I no longer ask the question why you chose to die.  I am no longer angry.   All I have is an empty spot that will never be filled.
You’d be just shy of 22 years old now. But I will always see my beautiful 16 year old.  That’s where your journey ended. That’s where the photos stopped.
I never want to feel ok on this day. I always want the feeling of wrongness of a world with you not in it.  I mourn the college you never went to.  I shed tears that I will never walk down the aisle with you to the woman of your dreams.
See, death is experienced by those peft behind. And the person you still called daddy up until the day you were gone experienced it more than any.
My grave is next to yours.  Bought and ready for my eventual end.  One day millions of years from now our matter will be scattered into the universe together at the death of our planet.
We will be together among the stars, forever.
Maybe, my dear Amber, my precious daughter, we will form a star together.

6 thoughts on “5 years

  1. I don’t know you at all. I started following you on Twitter not long ago. I don’t even remember why – someone I do follow probably retweeted something you said.

    I am American, but come from an extremely similar background (church, white school in small town, bullied in middle school mostly, raped, had a child at age 19, didn’t realize I was quasi-racist until my 30s, made fun of gay people until I was in college, I have ALWAYS struggled with anxiety and I’m currently seriously depressed. Also, I’m pretty much a smartass at all times).

    Now, I share many of the beliefs you’ve expressed here. And I live in Texas. Ha.

    I came across this post and the one about your family and friends forgetting or at least not openly remembering your daughter. It gutted me. I’m depressed to the point of wishing I was no longer walking this Earth. The only reason I’m here is because of the people I would leave behind. My mother. My step-father. My children and husband. I hold onto them by a thin string, tying me to this world. And I read your words and it helped me maybe strengthen that string a little more. So, thank you.
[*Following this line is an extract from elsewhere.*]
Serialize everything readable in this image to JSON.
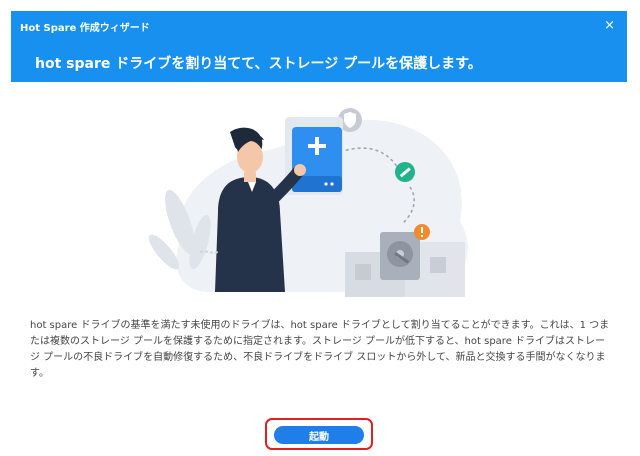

    I lost my father in a car accident when I was 18 (he was 46). I can also identify with people forgetting a loved one. My family is and was exceedingly small. I have no siblings, neither did my dad, nor did his dad. I have no first cousins. My parents had been divorced (amicably) for years when he died and besides my mother, I’m the only one who is left who remembers him. It will be 20 years this November 12.

    I’m so sorry for your loss. They seem like such empty words, just sitting there alone. But I took your story to heart. And I hope you continue to improve with your mental health issues.

    Tracy from the “great” state of T-E-X-A-S

    • Thank you for your comments. I wish you as much peace as you are able to muster.

  2. Dammit, I missed a golden opportunity, one I’ll use from now on. I also now realize editing is something I should think about before pressing “Post Comment.” I don’t normally comment on blogs. Or speak much in general. My Twitter account is mostly me creeping other posts and retweeting stuff I like. So, here’s my edited salutation:
    Tracy from the great state of T-E-X-A-S-S

    Much more descriptive; probably not original, though.